Like Mulally, Fields engages warmly with journalists, whereas a decade earlier he might have seen them as foes. When I chatted with him at the offices of Business Insider in New York in 2016, around the time of the New York International Auto Show and the U.S. auto industry’s victory lap after the epic sales of 2015, Fields was more than happy to engage in some ribbing banter about Lincoln head Kumar Galhotra and the transformation of the executive from stern-faced engineer to a smiling, mellow, stylish diplomat. Fields had been an executive who thought about himself first, but Mulally taught him to think about the Ford family—from the factory floor to the heirs to the original Ford fortune. Groomed in a firestorm during the financial crisis, Fields had studied under the best. Mulally’s work at Ford is now widely regarded as one of the most impressive rescue missions in the history of American business. It did all nearly go away. A guy from Kansas prevented Armageddon in Motown. And Fields was clear that just because the industry had recovered was no justification for easing back on the throttle.

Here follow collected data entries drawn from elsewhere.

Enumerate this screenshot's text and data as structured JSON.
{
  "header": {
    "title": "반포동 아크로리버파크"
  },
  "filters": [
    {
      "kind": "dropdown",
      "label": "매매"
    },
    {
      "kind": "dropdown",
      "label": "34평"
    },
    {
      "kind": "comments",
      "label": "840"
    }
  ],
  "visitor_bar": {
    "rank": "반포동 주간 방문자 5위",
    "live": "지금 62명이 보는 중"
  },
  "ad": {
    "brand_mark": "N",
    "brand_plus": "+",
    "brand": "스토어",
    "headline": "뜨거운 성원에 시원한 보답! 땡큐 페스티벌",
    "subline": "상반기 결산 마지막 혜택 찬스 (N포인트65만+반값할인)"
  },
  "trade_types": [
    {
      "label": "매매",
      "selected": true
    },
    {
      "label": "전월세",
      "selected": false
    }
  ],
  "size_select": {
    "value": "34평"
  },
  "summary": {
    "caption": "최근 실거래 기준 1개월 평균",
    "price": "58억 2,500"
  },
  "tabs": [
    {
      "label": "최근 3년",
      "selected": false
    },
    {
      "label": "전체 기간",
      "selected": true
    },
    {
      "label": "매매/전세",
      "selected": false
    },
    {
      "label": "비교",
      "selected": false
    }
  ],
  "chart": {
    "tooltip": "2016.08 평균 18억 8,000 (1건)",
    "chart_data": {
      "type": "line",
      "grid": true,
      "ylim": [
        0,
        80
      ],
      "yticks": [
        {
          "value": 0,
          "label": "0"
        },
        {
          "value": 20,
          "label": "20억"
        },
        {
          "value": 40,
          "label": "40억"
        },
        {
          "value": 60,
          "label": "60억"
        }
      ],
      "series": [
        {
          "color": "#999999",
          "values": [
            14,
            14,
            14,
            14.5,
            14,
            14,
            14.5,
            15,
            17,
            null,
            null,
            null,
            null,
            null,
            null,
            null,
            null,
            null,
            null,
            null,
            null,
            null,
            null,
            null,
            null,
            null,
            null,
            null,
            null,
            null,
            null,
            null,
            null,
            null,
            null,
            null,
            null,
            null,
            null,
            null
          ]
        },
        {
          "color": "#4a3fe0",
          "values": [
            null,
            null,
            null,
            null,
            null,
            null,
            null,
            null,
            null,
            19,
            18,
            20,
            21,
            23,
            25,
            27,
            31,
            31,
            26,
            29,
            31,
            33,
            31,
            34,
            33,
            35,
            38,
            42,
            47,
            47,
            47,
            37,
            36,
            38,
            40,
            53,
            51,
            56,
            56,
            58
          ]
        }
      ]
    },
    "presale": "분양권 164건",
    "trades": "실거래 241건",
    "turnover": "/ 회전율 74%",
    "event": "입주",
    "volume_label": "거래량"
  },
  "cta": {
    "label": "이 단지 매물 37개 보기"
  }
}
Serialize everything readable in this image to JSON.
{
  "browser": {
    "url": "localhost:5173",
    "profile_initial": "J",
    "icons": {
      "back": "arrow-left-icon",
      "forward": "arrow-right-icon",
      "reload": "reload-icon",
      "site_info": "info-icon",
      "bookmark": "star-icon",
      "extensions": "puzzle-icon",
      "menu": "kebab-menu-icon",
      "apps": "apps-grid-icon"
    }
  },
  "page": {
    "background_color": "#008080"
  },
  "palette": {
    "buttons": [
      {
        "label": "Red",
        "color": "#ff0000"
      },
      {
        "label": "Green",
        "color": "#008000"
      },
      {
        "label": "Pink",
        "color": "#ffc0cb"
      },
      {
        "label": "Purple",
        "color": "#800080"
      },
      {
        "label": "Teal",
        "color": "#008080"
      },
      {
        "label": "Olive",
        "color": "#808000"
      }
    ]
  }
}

“My grandmother went through the Great Depression. And we went through our own Great Recession and our own cathartic restructuring of the business. That isn’t lost on us. There’s no time to sit back and say, ‘Hey, let’s go have a beer and slack off for a month.’”
Fields called it staying “riveted” on the business. Mulally’s ongoing legacy has inspired this philosophy, this kind of focus, and this kind of shared responsibility at Ford.
“We’re proud that we didn’t take the bailout money,” Fields said. “We’re proud we did this on our own.”
Without Mulally, there would have been no Ford, or at least no Ford as America had grown to know it.
All this management theory put into practice needed to be more than just a big thought experiment. It needed to work at the level of transforming Ford’s corporate culture. The carmaker’s portfolio of cars and trucks also had to be improved. Coming out of the financial crisis, Ford unquestionably had the best lineup of vehicles in the industry, among mass-market automakers, gathered under a single brand. GM would also come out of bankruptcy selling an excellent range of vehicles—the revival of Buick was particularly impressive—but GM was still a company of several brands, not a single brand. (Ford also had Lincoln and Mercury, but those nameplates weren’t Mulally’s priority, in the beginning, and left to his own devices, he probably would have ditched them.)